Measurement of ASP in King Scallops Processed in Scotland
Integrin Advanced Biosystems Ltd
Mckenzie, J ; Bavington, C
Conclusions and recommendations
- It may be possible to determine from which areas within a fisheries box scallops are most likely to have high levels of domoic acid, making it possible to accurately define scallop grounds where the levels of domoic acid in the scallop will be similar.
- Over 99% of the domoic acid associated with the scallops is consistently removed by shucking.
- Different processors produced significantly different results when shucking scallops from the same batch for both roe-off and roe-on product. Shucking standards are thus very important in determining the outcome of end product testing (EPT), particularly when the scallop gonads are small.
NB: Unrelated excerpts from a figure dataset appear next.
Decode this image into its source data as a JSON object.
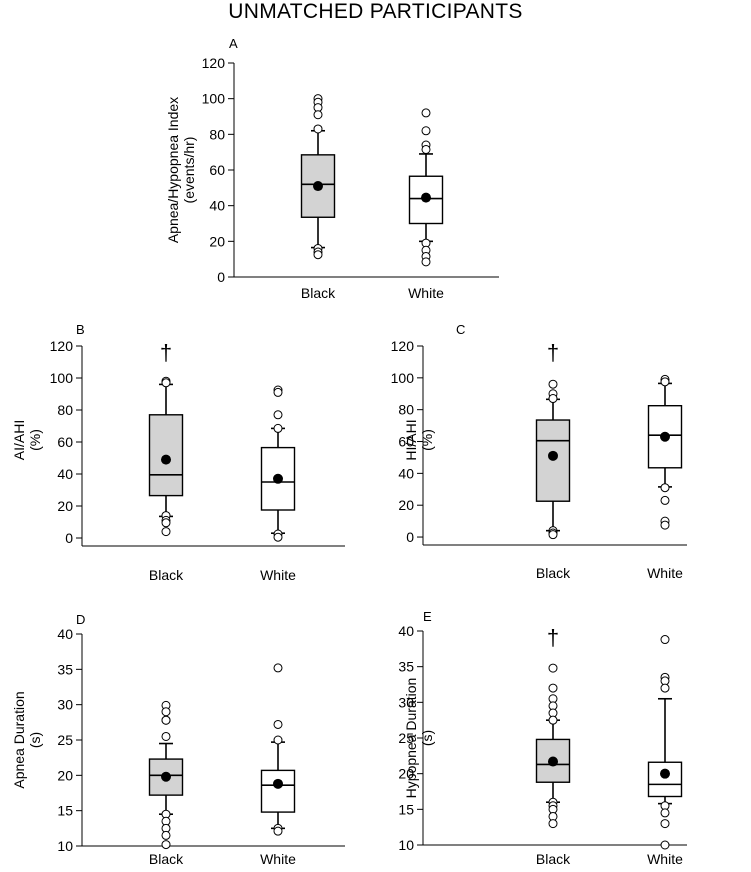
{
  "figure_title": "UNMATCHED PARTICIPANTS",
  "colors": {
    "black_box_fill": "#d3d3d3",
    "white_box_fill": "#ffffff",
    "ink": "#000000"
  },
  "chart_data": [
    {
      "panel": "A",
      "type": "box",
      "ylabel_lines": [
        "Apnea/Hypopnea Index",
        "(events/hr)"
      ],
      "ylim": [
        0,
        120
      ],
      "yticks": [
        0,
        20,
        40,
        60,
        80,
        100,
        120
      ],
      "tick_labels": [
        "0",
        "20",
        "40",
        "60",
        "80",
        "100",
        "120"
      ],
      "categories": [
        "Black",
        "White"
      ],
      "groups": [
        {
          "name": "Black",
          "fill": "grey",
          "q1": 33.5,
          "median": 52,
          "q3": 68.5,
          "whisker_low": 16.5,
          "whisker_high": 82,
          "mean": 51,
          "outliers": [
            100,
            98,
            95,
            91,
            83,
            16,
            14,
            12.5
          ],
          "dagger": null
        },
        {
          "name": "White",
          "fill": "white",
          "q1": 30,
          "median": 44,
          "q3": 56.5,
          "whisker_low": 20,
          "whisker_high": 69,
          "mean": 44.5,
          "outliers": [
            92,
            82,
            74,
            71.5,
            19,
            15,
            11.5,
            8.5
          ],
          "dagger": null
        }
      ]
    },
    {
      "panel": "B",
      "type": "box",
      "ylabel_lines": [
        "AI/AHI",
        "(%)"
      ],
      "ylim": [
        -5,
        120
      ],
      "yticks": [
        0,
        20,
        40,
        60,
        80,
        100,
        120
      ],
      "tick_labels": [
        "0",
        "20",
        "40",
        "60",
        "80",
        "100",
        "120"
      ],
      "categories": [
        "Black",
        "White"
      ],
      "groups": [
        {
          "name": "Black",
          "fill": "grey",
          "q1": 26.5,
          "median": 39.5,
          "q3": 77,
          "whisker_low": 13.5,
          "whisker_high": 96,
          "mean": 49,
          "outliers": [
            98,
            97,
            14,
            11,
            9.5,
            4
          ],
          "dagger": "†"
        },
        {
          "name": "White",
          "fill": "white",
          "q1": 17.5,
          "median": 35,
          "q3": 56.5,
          "whisker_low": 3,
          "whisker_high": 68.5,
          "mean": 37,
          "outliers": [
            92.5,
            91,
            77,
            68.5,
            2.5,
            0.5
          ],
          "dagger": null
        }
      ]
    },
    {
      "panel": "C",
      "type": "box",
      "ylabel_lines": [
        "HI/AHI",
        "(%)"
      ],
      "ylim": [
        -5,
        120
      ],
      "yticks": [
        0,
        20,
        40,
        60,
        80,
        100,
        120
      ],
      "tick_labels": [
        "0",
        "20",
        "40",
        "60",
        "80",
        "100",
        "120"
      ],
      "categories": [
        "Black",
        "White"
      ],
      "groups": [
        {
          "name": "Black",
          "fill": "grey",
          "q1": 22.5,
          "median": 60.5,
          "q3": 73.5,
          "whisker_low": 4,
          "whisker_high": 86.5,
          "mean": 51,
          "outliers": [
            96,
            90,
            87,
            4,
            2.5,
            1.5
          ],
          "dagger": "†"
        },
        {
          "name": "White",
          "fill": "white",
          "q1": 43.5,
          "median": 64,
          "q3": 82.5,
          "whisker_low": 31.5,
          "whisker_high": 96.5,
          "mean": 63,
          "outliers": [
            99,
            97.5,
            31,
            23,
            10,
            7.5
          ],
          "dagger": null
        }
      ]
    },
    {
      "panel": "D",
      "type": "box",
      "ylabel_lines": [
        "Apnea Duration",
        "(s)"
      ],
      "ylim": [
        10,
        40
      ],
      "yticks": [
        10,
        15,
        20,
        25,
        30,
        35,
        40
      ],
      "tick_labels": [
        "10",
        "15",
        "20",
        "25",
        "30",
        "35",
        "40"
      ],
      "categories": [
        "Black",
        "White"
      ],
      "groups": [
        {
          "name": "Black",
          "fill": "grey",
          "q1": 17.2,
          "median": 20,
          "q3": 22.3,
          "whisker_low": 14.5,
          "whisker_high": 24.5,
          "mean": 19.8,
          "outliers": [
            29.9,
            29,
            27.8,
            27.8,
            25.5,
            14.5,
            13.5,
            12.5,
            11.5,
            10.2
          ],
          "dagger": null
        },
        {
          "name": "White",
          "fill": "white",
          "q1": 14.8,
          "median": 18.6,
          "q3": 20.7,
          "whisker_low": 12.5,
          "whisker_high": 24.7,
          "mean": 18.8,
          "outliers": [
            35.2,
            27.2,
            25,
            12.5,
            12.1
          ],
          "dagger": null
        }
      ]
    },
    {
      "panel": "E",
      "type": "box",
      "ylabel_lines": [
        "Hypopnea Duration",
        "(s)"
      ],
      "ylim": [
        10,
        40
      ],
      "yticks": [
        10,
        15,
        20,
        25,
        30,
        35,
        40
      ],
      "tick_labels": [
        "10",
        "15",
        "20",
        "25",
        "30",
        "35",
        "40"
      ],
      "categories": [
        "Black",
        "White"
      ],
      "groups": [
        {
          "name": "Black",
          "fill": "grey",
          "q1": 18.8,
          "median": 21.3,
          "q3": 24.8,
          "whisker_low": 16,
          "whisker_high": 27.5,
          "mean": 21.7,
          "outliers": [
            34.8,
            32,
            30.5,
            29.5,
            28.5,
            27.5,
            16,
            15.5,
            15,
            14,
            13
          ],
          "dagger": "†"
        },
        {
          "name": "White",
          "fill": "white",
          "q1": 16.8,
          "median": 18.5,
          "q3": 21.6,
          "whisker_low": 15.8,
          "whisker_high": 30.5,
          "mean": 20,
          "outliers": [
            38.8,
            33.5,
            33,
            32,
            15.5,
            14.5,
            13,
            10
          ],
          "dagger": null
        }
      ]
    }
  ]
}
- Thorough washing was important in reducing the domoic acid levels in poorly shucked scallops. It is important to prevent the shucked scallop meats from coming in contact with the juices from the scallop offal.
- Implementation of full HACCP procedures to deal with domoic acid in scallops should not be difficult or overly expensive for scallop processors
- The analysis that resulted in the 4.6 mg/kg “trigger-level” assumed that the analytical methods used produced negligible variation in domoic acid and that the observed variation was natural. Shucking is in fact the greatest source of variation, making this assumption (and the calculation depending on it) invalid.
- The EPT should be based on the combined roe-on product (i.e. on both gonad and muscle simultaneously). If any product is formed from gonads or adductor muscle alone these should be separately tested. A batch should be all the scallops landed from a single box (or similarly defined area) to a single processor within one week regardless of the number or type of scallop gatherers.